The European IKUDU consortium comprises five institutions: the University of Antwerp, Coventry University, University of Siena, Amsterdam University of Applied Sciences and The Hague University of Applied Sciences. All of these schools have extensive experience with COIL. In South Africa, five universities are participating: the University of the Free State and Central University of Technology (both in Bloemfontein), Durban University of Technology, University of Limpopo and University of Venda. Jon Rubin, founder of COIL at the State University of New York, is also involved in the project.
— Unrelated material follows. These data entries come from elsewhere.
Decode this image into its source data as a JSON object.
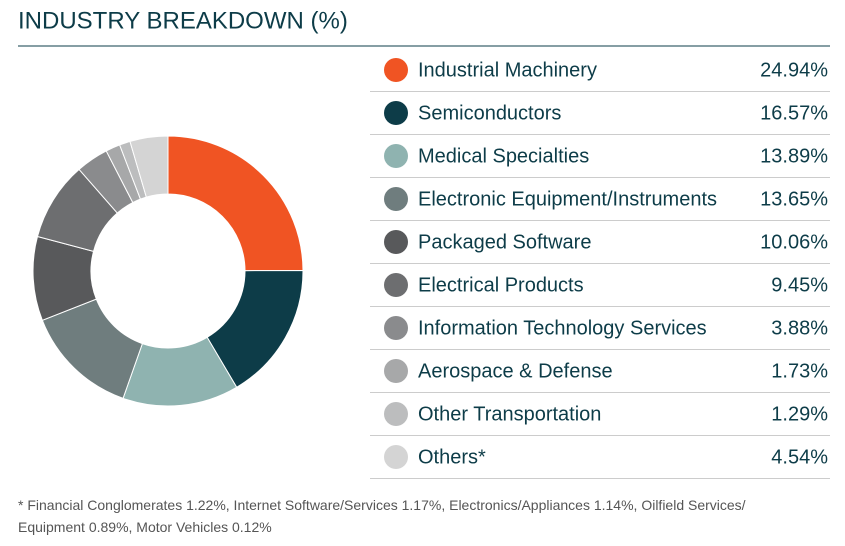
{
  "chart_data": {
    "type": "donut",
    "title": "INDUSTRY BREAKDOWN (%)",
    "categories": [
      "Industrial Machinery",
      "Semiconductors",
      "Medical Specialties",
      "Electronic Equipment/Instruments",
      "Packaged Software",
      "Electrical Products",
      "Information Technology Services",
      "Aerospace & Defense",
      "Other Transportation",
      "Others*"
    ],
    "values": [
      24.94,
      16.57,
      13.89,
      13.65,
      10.06,
      9.45,
      3.88,
      1.73,
      1.29,
      4.54
    ],
    "value_labels": [
      "24.94%",
      "16.57%",
      "13.89%",
      "13.65%",
      "10.06%",
      "9.45%",
      "3.88%",
      "1.73%",
      "1.29%",
      "4.54%"
    ],
    "colors": [
      "#f05423",
      "#0d3c48",
      "#8fb3b0",
      "#6f7d7e",
      "#58595b",
      "#6d6e70",
      "#8a8b8d",
      "#a7a8a9",
      "#bcbdbe",
      "#d4d4d4"
    ],
    "footnote": "* Financial Conglomerates 1.22%, Internet Software/Services 1.17%, Electronics/Appliances 1.14%, Oilfield Services/ Equipment 0.89%, Motor Vehicles 0.12%"
  }
}
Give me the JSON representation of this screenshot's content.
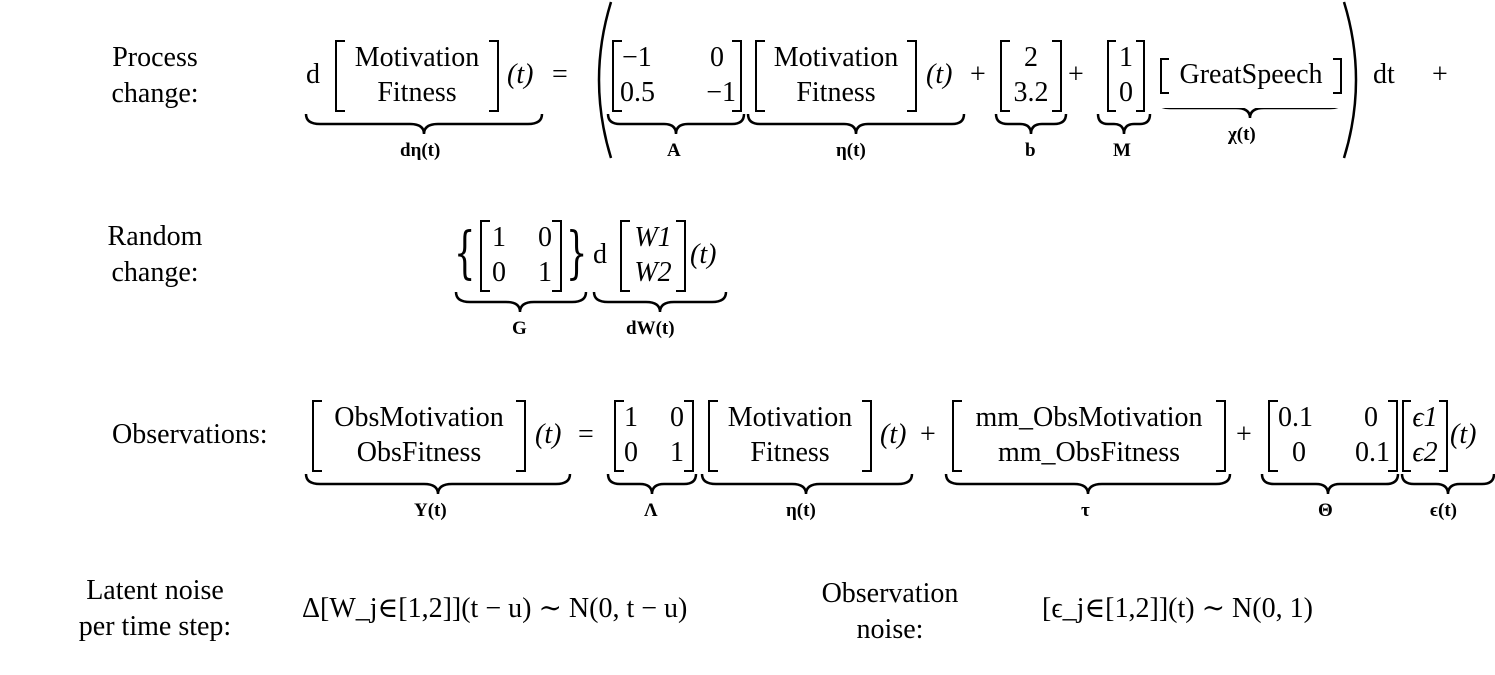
{
  "labels": {
    "process": [
      "Process",
      "change:"
    ],
    "random": [
      "Random",
      "change:"
    ],
    "observations": "Observations:",
    "latent_noise": [
      "Latent noise",
      "per time step:"
    ],
    "observation_noise": [
      "Observation",
      "noise:"
    ]
  },
  "process": {
    "d": "d",
    "eta_rows": [
      "Motivation",
      "Fitness"
    ],
    "t": "(t)",
    "eq": "=",
    "A": [
      [
        "−1",
        "0"
      ],
      [
        "0.5",
        "−1"
      ]
    ],
    "b": [
      "2",
      "3.2"
    ],
    "M": [
      "1",
      "0"
    ],
    "chi": "GreatSpeech",
    "dt": "dt",
    "plus": "+",
    "under": {
      "deta": "dη(t)",
      "A": "A",
      "eta": "η(t)",
      "b": "b",
      "M": "M",
      "chi": "χ(t)"
    }
  },
  "random": {
    "G": [
      [
        "1",
        "0"
      ],
      [
        "0",
        "1"
      ]
    ],
    "d": "d",
    "W": [
      "W1",
      "W2"
    ],
    "t": "(t)",
    "under": {
      "G": "G",
      "dW": "dW(t)"
    }
  },
  "observations": {
    "Y_rows": [
      "ObsMotivation",
      "ObsFitness"
    ],
    "Lambda": [
      [
        "1",
        "0"
      ],
      [
        "0",
        "1"
      ]
    ],
    "eta_rows": [
      "Motivation",
      "Fitness"
    ],
    "tau": [
      "mm_ObsMotivation",
      "mm_ObsFitness"
    ],
    "Theta": [
      [
        "0.1",
        "0"
      ],
      [
        "0",
        "0.1"
      ]
    ],
    "eps": [
      "ϵ1",
      "ϵ2"
    ],
    "t": "(t)",
    "under": {
      "Y": "Y(t)",
      "Lambda": "Λ",
      "eta": "η(t)",
      "tau": "τ",
      "Theta": "Θ",
      "eps": "ϵ(t)"
    }
  },
  "noise": {
    "latent": "Δ[W_j∈[1,2]](t − u) ∼ N(0, t − u)",
    "observation": "[ϵ_j∈[1,2]](t) ∼ N(0, 1)"
  }
}
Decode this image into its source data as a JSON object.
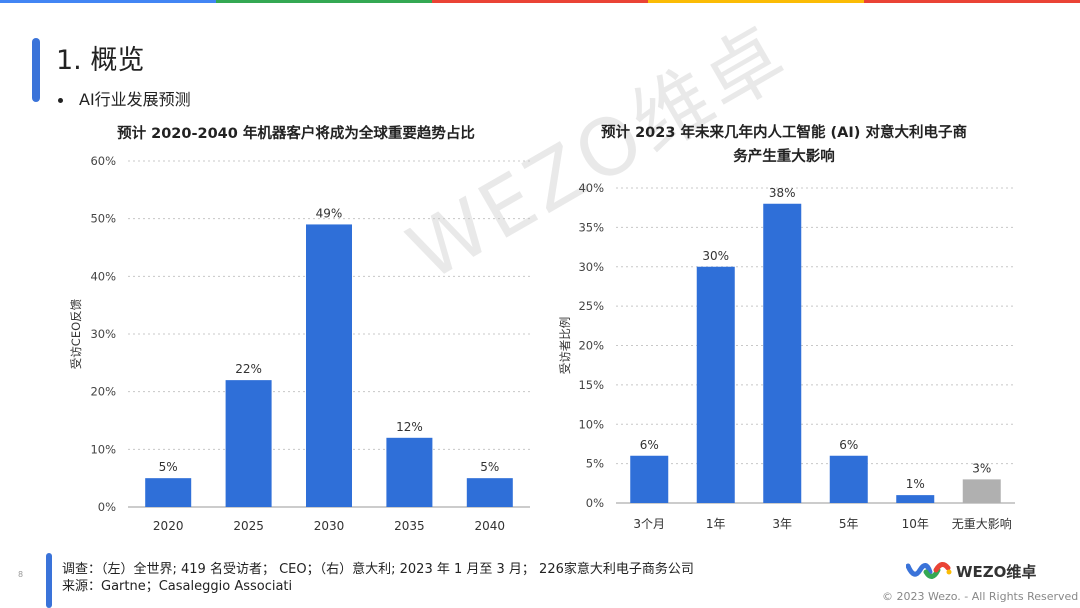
{
  "header": {
    "title": "1. 概览",
    "bullet": "AI行业发展预测"
  },
  "top_bar_colors": [
    "#4285f4",
    "#34a853",
    "#ea4335",
    "#fbbc05",
    "#ea4335"
  ],
  "watermark": "WEZO维卓",
  "colors": {
    "bar": "#2f6fd8",
    "bar_muted": "#b0b0b0",
    "grid": "#c8c8c8"
  },
  "chart_data": [
    {
      "type": "bar",
      "title_lines": [
        "预计 2020-2040 年机器客户将成为全球重要趋势占比"
      ],
      "ylabel": "受访CEO反馈",
      "categories": [
        "2020",
        "2025",
        "2030",
        "2035",
        "2040"
      ],
      "values": [
        5,
        22,
        49,
        12,
        5
      ],
      "value_labels": [
        "5%",
        "22%",
        "49%",
        "12%",
        "5%"
      ],
      "ylim": [
        0,
        60
      ],
      "yticks": [
        0,
        10,
        20,
        30,
        40,
        50,
        60
      ],
      "ytick_labels": [
        "0%",
        "10%",
        "20%",
        "30%",
        "40%",
        "50%",
        "60%"
      ],
      "grid": true
    },
    {
      "type": "bar",
      "title_lines": [
        "预计 2023 年未来几年内人工智能 (AI) 对意大利电子商",
        "务产生重大影响"
      ],
      "ylabel": "受访者比例",
      "categories": [
        "3个月",
        "1年",
        "3年",
        "5年",
        "10年",
        "无重大影响"
      ],
      "values": [
        6,
        30,
        38,
        6,
        1,
        3
      ],
      "value_labels": [
        "6%",
        "30%",
        "38%",
        "6%",
        "1%",
        "3%"
      ],
      "muted_index": 5,
      "ylim": [
        0,
        40
      ],
      "yticks": [
        0,
        5,
        10,
        15,
        20,
        25,
        30,
        35,
        40
      ],
      "ytick_labels": [
        "0%",
        "5%",
        "10%",
        "15%",
        "20%",
        "25%",
        "30%",
        "35%",
        "40%"
      ],
      "grid": true
    }
  ],
  "footer": {
    "survey": "调查：（左）全世界; 419 名受访者； CEO；（右）意大利; 2023 年 1 月至 3 月； 226家意大利电子商务公司",
    "source": "来源：Gartne；Casaleggio Associati",
    "page": "8",
    "logo_text": "WEZO维卓",
    "copyright": "© 2023 Wezo. - All Rights Reserved"
  }
}
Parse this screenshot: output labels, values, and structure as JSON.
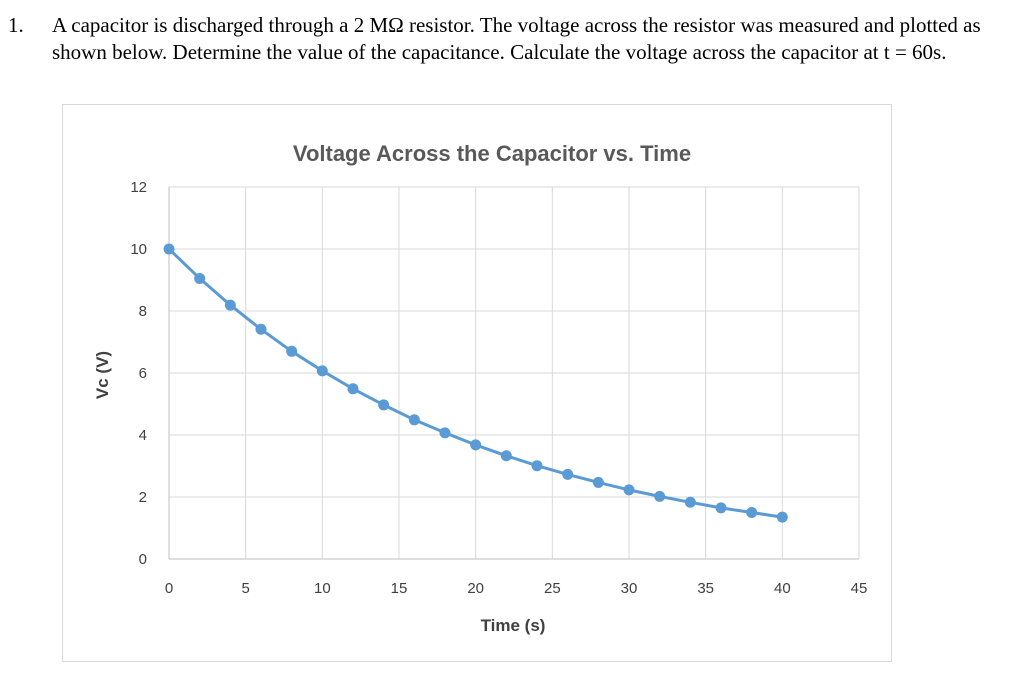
{
  "problem": {
    "number": "1.",
    "text": "A capacitor is discharged through a 2 MΩ resistor.  The voltage across the resistor was measured and plotted as shown below.  Determine the value of the capacitance.  Calculate the voltage across the capacitor at t = 60s."
  },
  "colors": {
    "series": "#5b9bd5",
    "grid": "#d9d9d9",
    "text": "#404040",
    "title": "#595959"
  },
  "chart_data": {
    "type": "line",
    "title": "Voltage Across the Capacitor vs. Time",
    "xlabel": "Time (s)",
    "ylabel": "Vc (V)",
    "xlim": [
      0,
      45
    ],
    "ylim": [
      0,
      12
    ],
    "xticks": [
      0,
      5,
      10,
      15,
      20,
      25,
      30,
      35,
      40,
      45
    ],
    "yticks": [
      0,
      2,
      4,
      6,
      8,
      10,
      12
    ],
    "grid": true,
    "legend": "none",
    "series": [
      {
        "name": "Vc",
        "x": [
          0,
          2,
          4,
          6,
          8,
          10,
          12,
          14,
          16,
          18,
          20,
          22,
          24,
          26,
          28,
          30,
          32,
          34,
          36,
          38,
          40
        ],
        "y": [
          10,
          9.05,
          8.19,
          7.41,
          6.7,
          6.07,
          5.49,
          4.97,
          4.49,
          4.07,
          3.68,
          3.33,
          3.01,
          2.73,
          2.47,
          2.23,
          2.02,
          1.83,
          1.65,
          1.5,
          1.35
        ]
      }
    ]
  }
}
During the three years of the project, training courses are organised (in both South Africa and in Europe), materials developed and pilot projects with students set up, carried out and evaluated. An important advantage of north-south collaboration is that there is no time difference, making it easier to work together in real time than with an east-west collaboration. The project also has its challenges. Some South African academics consider internationalisation a Western concept imposed on former colonies. They argue in favour of ‘Africanisation’ instead. So, the current debate on the decolonisation of curricula is an important component of the project. The outcomes of this debate largely determine the goals and topic of the COIL approach.
Contrary to what is commonly believed, technology is not the problem in this type of collaboration. The topic, learning outcomes, testing and reflection, as well as communication, are the real challenges and largely determine the success of COIL as a learning experience.
Another challenge is therefore to make COIL truly ‘collaborative’ and to create an online learning environment in which students learn through intensive collaboration with challenging content. This type of collaboration is perfect for jointly tackling ‘wicked problems’.
The Hague University of Applied Sciences has extensive experience with COIL and, in 2016, hosted the first European COIL conference. The THUAS project team comprises Reinout Klamer and Simone Hackett, both experienced COIL lecturers, Jos Beelen, Global Learning professor, and Ellen Sjoer, Sustainable Talent Development professor.